比べるな、と言いつつ比べると、.NET 版 URI Template もなかなか頑張った数字が出ているんじゃないかな~。

そんなこんなで。
冒頭では一通り泣き言など書いてみたわけですが、ブラックボックスなくダイレクトにコンピュータを叩くのはやっぱり楽しいですね(苦笑)。ちょっと C++ が好きになってきました。変なところでハマったりしなければ……
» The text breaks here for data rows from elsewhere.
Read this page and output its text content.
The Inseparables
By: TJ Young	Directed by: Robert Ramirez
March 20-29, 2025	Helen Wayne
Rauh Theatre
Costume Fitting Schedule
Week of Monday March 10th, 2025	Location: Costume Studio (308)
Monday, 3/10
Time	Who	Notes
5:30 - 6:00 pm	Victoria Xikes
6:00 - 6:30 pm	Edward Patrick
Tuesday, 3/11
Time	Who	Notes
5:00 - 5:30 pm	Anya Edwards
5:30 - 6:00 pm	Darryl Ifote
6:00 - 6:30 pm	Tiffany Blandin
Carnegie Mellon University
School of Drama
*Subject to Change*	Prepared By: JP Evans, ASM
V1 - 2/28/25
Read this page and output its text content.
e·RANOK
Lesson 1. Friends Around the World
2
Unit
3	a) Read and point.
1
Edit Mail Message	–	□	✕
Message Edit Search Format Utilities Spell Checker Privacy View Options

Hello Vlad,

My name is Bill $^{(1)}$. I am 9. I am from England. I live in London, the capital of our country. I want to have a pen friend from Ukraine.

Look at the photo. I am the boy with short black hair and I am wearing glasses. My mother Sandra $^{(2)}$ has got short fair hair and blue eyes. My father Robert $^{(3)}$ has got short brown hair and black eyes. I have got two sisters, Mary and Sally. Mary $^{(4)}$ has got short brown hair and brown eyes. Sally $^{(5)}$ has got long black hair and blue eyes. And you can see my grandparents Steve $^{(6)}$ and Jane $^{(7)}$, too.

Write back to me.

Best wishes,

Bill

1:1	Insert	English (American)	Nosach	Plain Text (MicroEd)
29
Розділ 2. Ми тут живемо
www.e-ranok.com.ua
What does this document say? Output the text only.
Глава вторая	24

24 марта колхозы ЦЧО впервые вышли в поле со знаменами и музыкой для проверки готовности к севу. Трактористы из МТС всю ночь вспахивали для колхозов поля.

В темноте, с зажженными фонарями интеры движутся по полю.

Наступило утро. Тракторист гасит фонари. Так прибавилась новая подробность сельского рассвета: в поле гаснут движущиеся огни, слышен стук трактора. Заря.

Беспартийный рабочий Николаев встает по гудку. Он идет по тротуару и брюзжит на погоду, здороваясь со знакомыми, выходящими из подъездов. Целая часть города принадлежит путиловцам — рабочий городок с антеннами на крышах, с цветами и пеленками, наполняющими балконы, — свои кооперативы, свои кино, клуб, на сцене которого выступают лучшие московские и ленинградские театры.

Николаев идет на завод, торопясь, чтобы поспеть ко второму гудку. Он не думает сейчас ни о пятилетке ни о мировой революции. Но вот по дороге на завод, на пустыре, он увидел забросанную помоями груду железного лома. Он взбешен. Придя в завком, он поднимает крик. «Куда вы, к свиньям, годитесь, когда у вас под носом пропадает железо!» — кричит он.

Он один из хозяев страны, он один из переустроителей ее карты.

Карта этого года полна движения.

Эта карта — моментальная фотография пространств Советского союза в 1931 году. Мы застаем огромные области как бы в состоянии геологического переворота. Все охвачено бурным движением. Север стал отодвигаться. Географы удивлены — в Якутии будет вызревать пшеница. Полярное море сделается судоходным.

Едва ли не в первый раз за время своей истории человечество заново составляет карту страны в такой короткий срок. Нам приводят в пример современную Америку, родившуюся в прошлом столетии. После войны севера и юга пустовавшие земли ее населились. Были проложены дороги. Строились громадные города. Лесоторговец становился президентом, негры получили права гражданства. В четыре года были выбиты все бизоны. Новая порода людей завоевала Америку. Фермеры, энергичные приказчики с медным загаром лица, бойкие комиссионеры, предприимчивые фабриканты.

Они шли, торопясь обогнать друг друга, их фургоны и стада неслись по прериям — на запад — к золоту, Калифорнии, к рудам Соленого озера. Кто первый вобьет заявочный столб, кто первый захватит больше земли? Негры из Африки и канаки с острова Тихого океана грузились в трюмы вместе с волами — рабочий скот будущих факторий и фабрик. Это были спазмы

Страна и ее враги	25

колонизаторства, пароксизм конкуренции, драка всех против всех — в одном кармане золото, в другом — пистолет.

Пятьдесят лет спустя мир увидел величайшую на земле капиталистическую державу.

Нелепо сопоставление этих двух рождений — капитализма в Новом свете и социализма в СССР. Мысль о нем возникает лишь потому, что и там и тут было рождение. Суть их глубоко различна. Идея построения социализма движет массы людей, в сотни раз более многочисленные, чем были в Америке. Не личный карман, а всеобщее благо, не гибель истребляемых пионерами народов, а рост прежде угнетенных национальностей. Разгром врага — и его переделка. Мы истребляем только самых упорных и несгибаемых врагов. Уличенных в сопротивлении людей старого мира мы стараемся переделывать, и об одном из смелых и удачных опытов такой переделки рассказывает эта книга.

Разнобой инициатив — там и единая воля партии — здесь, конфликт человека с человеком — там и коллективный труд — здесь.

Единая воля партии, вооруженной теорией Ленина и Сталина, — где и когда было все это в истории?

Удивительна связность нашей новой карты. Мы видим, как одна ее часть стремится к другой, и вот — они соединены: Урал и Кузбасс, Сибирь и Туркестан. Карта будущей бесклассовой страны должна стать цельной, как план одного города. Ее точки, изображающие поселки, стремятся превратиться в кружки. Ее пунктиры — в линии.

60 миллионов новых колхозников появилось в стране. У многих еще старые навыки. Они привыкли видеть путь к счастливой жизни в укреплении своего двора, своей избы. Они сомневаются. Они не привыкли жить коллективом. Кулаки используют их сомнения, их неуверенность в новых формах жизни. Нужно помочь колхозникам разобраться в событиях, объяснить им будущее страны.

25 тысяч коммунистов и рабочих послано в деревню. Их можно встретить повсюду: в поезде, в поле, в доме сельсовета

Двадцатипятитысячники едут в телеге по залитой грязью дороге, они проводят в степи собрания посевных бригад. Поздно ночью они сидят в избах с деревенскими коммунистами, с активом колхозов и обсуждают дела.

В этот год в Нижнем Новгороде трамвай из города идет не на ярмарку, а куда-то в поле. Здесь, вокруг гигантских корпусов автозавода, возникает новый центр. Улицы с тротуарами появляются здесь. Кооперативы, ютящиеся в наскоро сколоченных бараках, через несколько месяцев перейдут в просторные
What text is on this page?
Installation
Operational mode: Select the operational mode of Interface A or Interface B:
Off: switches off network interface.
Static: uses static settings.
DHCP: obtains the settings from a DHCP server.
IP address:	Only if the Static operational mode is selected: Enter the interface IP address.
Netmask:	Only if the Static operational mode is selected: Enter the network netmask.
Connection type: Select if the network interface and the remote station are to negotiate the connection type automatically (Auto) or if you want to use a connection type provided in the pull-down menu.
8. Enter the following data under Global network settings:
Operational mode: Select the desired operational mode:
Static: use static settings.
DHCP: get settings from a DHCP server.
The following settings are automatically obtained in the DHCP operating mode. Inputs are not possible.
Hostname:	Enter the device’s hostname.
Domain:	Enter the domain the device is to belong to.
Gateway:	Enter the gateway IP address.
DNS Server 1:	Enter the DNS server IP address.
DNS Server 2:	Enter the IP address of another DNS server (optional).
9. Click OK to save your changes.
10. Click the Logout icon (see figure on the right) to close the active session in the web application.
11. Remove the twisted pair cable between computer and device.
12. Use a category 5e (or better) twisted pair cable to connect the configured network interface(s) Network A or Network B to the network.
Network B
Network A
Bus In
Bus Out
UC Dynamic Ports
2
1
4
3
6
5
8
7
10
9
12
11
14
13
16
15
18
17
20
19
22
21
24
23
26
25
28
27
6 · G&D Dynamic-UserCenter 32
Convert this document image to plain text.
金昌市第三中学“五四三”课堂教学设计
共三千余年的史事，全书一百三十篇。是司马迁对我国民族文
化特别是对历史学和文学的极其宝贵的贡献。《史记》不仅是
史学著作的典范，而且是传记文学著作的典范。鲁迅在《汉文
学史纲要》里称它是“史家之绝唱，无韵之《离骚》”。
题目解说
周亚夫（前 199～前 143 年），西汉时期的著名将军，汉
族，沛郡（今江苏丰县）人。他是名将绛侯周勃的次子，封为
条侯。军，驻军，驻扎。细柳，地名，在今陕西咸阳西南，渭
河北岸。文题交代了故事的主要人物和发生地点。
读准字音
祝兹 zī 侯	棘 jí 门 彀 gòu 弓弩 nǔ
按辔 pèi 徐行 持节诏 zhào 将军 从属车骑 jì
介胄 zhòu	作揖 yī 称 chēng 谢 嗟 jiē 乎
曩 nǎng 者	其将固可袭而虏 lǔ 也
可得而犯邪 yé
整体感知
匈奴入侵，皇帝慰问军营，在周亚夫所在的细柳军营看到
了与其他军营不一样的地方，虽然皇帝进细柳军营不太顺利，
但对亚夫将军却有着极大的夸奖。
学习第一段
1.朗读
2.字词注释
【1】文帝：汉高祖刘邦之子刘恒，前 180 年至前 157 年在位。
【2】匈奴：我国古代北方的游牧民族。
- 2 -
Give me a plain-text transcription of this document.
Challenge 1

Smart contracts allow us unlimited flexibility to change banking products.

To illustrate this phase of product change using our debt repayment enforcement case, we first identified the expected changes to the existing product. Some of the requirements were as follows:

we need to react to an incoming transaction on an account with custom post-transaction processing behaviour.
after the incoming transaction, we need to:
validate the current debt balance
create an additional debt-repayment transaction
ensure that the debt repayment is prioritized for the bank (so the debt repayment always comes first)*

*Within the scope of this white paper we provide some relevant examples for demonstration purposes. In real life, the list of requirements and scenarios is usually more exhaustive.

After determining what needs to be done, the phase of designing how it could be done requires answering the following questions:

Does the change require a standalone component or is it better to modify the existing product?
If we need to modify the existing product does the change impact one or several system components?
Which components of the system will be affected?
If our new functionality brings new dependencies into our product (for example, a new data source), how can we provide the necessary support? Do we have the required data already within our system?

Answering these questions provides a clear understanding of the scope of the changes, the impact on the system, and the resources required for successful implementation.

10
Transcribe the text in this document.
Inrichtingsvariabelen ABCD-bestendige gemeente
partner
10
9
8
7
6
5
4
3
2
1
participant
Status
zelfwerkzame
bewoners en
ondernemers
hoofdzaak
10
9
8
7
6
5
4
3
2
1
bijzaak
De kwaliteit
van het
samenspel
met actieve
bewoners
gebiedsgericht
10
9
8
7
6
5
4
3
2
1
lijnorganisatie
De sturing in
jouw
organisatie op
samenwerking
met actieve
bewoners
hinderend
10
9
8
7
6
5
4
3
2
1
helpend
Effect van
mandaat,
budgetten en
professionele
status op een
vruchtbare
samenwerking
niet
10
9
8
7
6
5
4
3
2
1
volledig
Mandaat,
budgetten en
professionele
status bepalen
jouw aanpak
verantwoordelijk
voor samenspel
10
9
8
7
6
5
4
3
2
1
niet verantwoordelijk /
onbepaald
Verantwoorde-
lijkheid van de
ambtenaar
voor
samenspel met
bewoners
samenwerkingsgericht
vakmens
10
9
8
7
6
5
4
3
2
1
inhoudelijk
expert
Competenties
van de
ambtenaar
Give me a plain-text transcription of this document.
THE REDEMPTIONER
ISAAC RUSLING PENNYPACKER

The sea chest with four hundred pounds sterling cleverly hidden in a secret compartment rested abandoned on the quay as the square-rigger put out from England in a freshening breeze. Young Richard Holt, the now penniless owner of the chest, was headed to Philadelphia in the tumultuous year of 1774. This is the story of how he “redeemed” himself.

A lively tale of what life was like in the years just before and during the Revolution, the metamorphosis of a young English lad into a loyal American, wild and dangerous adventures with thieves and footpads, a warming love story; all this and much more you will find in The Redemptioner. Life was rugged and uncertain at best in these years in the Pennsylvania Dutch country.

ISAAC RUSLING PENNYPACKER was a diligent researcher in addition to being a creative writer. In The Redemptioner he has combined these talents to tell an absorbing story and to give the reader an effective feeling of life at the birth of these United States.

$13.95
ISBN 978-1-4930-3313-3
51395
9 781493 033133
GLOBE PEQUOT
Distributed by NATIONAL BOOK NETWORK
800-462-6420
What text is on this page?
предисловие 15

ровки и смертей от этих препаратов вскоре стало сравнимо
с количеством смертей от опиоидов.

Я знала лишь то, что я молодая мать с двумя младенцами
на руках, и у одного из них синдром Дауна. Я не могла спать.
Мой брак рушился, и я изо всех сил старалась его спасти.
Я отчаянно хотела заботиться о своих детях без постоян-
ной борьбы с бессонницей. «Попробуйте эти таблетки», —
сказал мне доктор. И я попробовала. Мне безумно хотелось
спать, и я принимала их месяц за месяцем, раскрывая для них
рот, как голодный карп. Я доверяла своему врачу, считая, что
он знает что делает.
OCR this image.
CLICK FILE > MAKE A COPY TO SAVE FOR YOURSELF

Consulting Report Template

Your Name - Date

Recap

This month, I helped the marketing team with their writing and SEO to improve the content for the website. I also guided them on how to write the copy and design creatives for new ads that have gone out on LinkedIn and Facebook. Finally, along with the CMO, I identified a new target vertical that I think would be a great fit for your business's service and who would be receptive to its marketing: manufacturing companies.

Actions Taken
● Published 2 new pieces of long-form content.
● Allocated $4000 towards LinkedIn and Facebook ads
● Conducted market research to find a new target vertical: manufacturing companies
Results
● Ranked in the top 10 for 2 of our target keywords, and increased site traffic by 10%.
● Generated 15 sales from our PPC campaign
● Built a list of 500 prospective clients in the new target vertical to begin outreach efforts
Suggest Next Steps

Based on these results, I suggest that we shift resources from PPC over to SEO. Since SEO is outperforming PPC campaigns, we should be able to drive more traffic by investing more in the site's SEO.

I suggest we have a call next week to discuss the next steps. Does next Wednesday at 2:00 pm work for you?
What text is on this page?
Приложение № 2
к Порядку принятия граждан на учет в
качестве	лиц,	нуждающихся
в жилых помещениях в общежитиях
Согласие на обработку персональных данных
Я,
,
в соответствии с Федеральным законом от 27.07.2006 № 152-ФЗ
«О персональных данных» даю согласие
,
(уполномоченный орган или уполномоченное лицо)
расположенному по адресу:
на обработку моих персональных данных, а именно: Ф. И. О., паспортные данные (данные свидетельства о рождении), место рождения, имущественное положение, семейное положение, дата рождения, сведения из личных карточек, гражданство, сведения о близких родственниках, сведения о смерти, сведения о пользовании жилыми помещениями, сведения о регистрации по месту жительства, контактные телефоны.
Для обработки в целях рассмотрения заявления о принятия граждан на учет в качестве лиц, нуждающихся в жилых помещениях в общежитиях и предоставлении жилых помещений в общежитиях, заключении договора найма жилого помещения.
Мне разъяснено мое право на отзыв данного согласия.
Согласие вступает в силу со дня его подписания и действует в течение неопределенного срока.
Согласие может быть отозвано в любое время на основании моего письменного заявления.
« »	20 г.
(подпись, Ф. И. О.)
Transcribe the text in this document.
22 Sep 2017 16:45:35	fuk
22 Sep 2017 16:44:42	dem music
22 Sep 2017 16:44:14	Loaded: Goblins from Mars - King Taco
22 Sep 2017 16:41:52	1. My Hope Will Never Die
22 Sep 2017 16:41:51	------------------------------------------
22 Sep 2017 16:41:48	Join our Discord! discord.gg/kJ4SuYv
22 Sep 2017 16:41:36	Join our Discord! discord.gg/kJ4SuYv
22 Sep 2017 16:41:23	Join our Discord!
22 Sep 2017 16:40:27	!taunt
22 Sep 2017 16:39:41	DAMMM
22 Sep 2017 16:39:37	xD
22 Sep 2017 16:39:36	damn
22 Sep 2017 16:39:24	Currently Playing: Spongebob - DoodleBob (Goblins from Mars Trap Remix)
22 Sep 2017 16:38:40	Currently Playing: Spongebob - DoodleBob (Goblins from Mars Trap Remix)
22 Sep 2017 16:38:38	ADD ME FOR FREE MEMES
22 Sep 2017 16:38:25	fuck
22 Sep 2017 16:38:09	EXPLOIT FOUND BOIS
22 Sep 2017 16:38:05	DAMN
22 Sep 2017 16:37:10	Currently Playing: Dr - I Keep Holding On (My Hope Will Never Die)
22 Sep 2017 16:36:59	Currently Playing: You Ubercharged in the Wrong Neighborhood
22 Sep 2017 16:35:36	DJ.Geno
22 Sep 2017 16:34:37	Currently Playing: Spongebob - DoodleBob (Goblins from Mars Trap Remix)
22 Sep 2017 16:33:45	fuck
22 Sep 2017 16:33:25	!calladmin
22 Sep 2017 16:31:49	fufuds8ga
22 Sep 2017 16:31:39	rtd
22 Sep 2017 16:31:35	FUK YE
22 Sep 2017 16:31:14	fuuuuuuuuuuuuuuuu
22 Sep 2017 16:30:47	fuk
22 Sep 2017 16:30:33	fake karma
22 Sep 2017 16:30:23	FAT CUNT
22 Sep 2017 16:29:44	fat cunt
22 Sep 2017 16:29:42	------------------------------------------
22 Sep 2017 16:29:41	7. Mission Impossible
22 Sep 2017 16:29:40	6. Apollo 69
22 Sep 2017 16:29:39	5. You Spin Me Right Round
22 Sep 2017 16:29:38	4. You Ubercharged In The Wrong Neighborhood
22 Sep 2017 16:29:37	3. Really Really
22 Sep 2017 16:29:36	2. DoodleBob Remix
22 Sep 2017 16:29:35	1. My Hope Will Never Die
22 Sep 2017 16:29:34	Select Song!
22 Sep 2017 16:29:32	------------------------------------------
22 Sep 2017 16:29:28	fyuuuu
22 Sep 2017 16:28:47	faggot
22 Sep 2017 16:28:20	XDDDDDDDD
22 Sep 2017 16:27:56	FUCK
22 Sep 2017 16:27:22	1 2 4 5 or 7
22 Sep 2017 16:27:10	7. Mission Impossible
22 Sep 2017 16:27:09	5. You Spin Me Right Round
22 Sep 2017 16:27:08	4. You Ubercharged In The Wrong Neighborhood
p.s. パフォーマンスチューニングとかで役に立つかも知れない情報

(1) URITemplates::expand() でコメントアウトされている buf.reserve(256) を有効にすると、VC++ で1割、g++ で5割程度の速度向上が得られます。
expand() では std::string buf への文字列追加処理が繰り返し行われているのですが、あらかじめ reserve することで自動拡張のオーバーヘッドが抑えられているのだと思われます。
VC++ と g++ の向上率の違いは、std::string のサイズの違いが現れているのだと推測。g++ では sizeof(std::string) = 4 ですが、VC++ では sizeof(std::string) = 28 だったりします。ちなみに Effective STL の第15項にもそこらへんのことが触れられています。

(2) VC++ のコンパイルオプションに /D_SECURE_SCL=0 を追加すると、vector や配列などのイテレータの範囲チェックが緩やかになり、URITemplates(Normal) で2割ほど速度向上します。JIT はループの割合が少ないのでほとんど変わりません。
ただし regex は通常の環境でこのオプションを付けるとライブラリ不整合で正しく動作しなくなります。boost にもこのオプションを付けてビルドしてあげれば期待通りに動くようになります(光成さん、ありがとう)。